What can we learn from Carillion UK collapse

By Warner Cowin, CEO, Height

 THE COLLAPSE OF Carillion has important lessons for New Zealand – it could happen here. Carillion, which went into liquidation in January, was the second largest construction company in the UK.

It was contracted to deliver major public works, including new railways and hospitals, as well as other services in education, corrections and more. Carillion was locked into unprofitable contracts with the UK government – the same situation our large contractors have found themselves in.

The collapse of Carillion means the UK government is now faced with 450 contracts it has to take in-house and billions of pounds of uncompleted work. Additionally, tens of thousands of staff and thousands of Carillion’s smaller subcontracting firms have been plunged into uncertain futures.

The fact is, contractors need to make sustainable profits, because the economic risk of them failing is too high. The success of our major contractors and the success of our economy are co-dependent. In an outsourced market, we need contractors to produce public works and infrastructure – to engage, make decisions and actually make work happen on the ground – so we have schools, hospitals, roads, transport, water, power and other vital services.

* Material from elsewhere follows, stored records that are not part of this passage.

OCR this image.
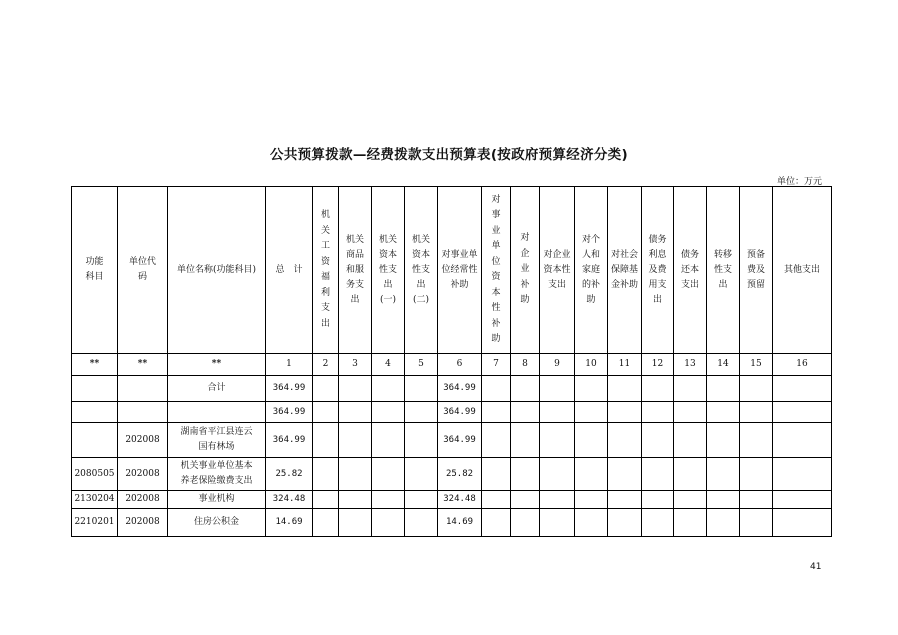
公共预算拨款—经费拨款支出预算表(按政府预算经济分类)
单位：万元
功能科目	单位代码	单位名称(功能科目)	总　计	机关工资福利支出	机关商品和服务支出	机关资本性支出(一)	机关资本性支出(二)	对事业单位经常性补助	对事业单位资本性补助	对企业补助	对企业资本性支出	对个人和家庭的补助	对社会保障基金补助	债务利息及费用支出	债务还本支出	转移性支出	预备费及预留	其他支出
**	**	**	1	2	3	4	5	6	7	8	9	10	11	12	13	14	15	16
		合计	364.99					364.99										
			364.99					364.99										
	202008	湖南省平江县连云国有林场	364.99					364.99										
2080505	202008	机关事业单位基本养老保险缴费支出	25.82					25.82										
2130204	202008	事业机构	324.48					324.48										
2210201	202008	住房公积金	14.69					14.69										
41
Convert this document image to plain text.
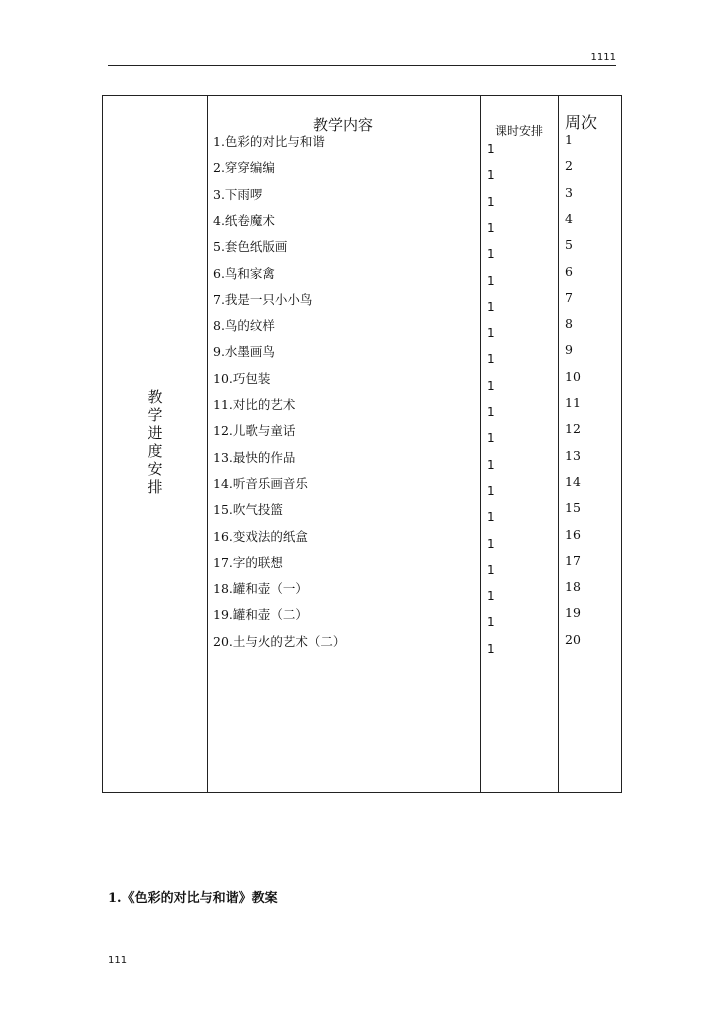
1111
教
学
进
度
安
排
教学内容	课时安排	周次
1.色彩的对比与和谐
2.穿穿编编
3.下雨啰
4.纸卷魔术
5.套色纸版画
6.鸟和家禽
7.我是一只小小鸟
8.鸟的纹样
9.水墨画鸟
10.巧包装
11.对比的艺术
12.儿歌与童话
13.最快的作品
14.听音乐画音乐
15.吹气投篮
16.变戏法的纸盒
17.字的联想
18.罐和壶（一）
19.罐和壶（二）
20.土与火的艺术（二）
1
1
1
1
1
1
1
1
1
1
1
1
1
1
1
1
1
1
1
1
1
2
3
4
5
6
7
8
9
10
11
12
13
14
15
16
17
18
19
20
1.《色彩的对比与和谐》教案
111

In this country you could argue we have even greater mutual dependence on our major contractors. There are only a handful of contractors with the geographical reach, subcontractor networks, and people, plant and processes, to deliver multiple major works. The due diligence and long lead-in times required for complex projects means if a supplier fails the process of finding alternative suppliers is prolonged and cumulatively more expensive.

As the success of the economy is interconnected with the success of our suppliers, we should be pursuing long-term government-supplier relationships with sustainable margins.

Government should embrace suppliers as partners, valuing the relationships, valuing the investment they make in their people, plant and processes, and taking an active interest in their financial success.

We need to avoid ‘race to the bottom’ bidding wars that lock contractors into unrealistically low prices.

Part of the issue is government buying agencies – and contractors themselves – need more maturity in establishing sustainable prices and margins. You can see how, when an agency has one bidder undercutting other bidders by say 20 percent, the temptation would be to throw caution out the window.

But parties need to be really clear on the risks, the levels of service expected, and the desired outcomes.

The buying agency needs to choose a procurement model that suits the level of risk. That means interrogating and analysing precisely what is being delivered at the price.

And if there are too many gaps or uncertainties – including the possibility of the price being unsustainable – this may compromise the agency and its level of service for taxpayers, and the risk is too high. In procurement that old adage applies: if a price seems too good to be true, it usually is.

Which isn’t to say that sometimes the lowest price genuinely offers the best deal, particularly in a low-risk scenario. But evaluate the risks first.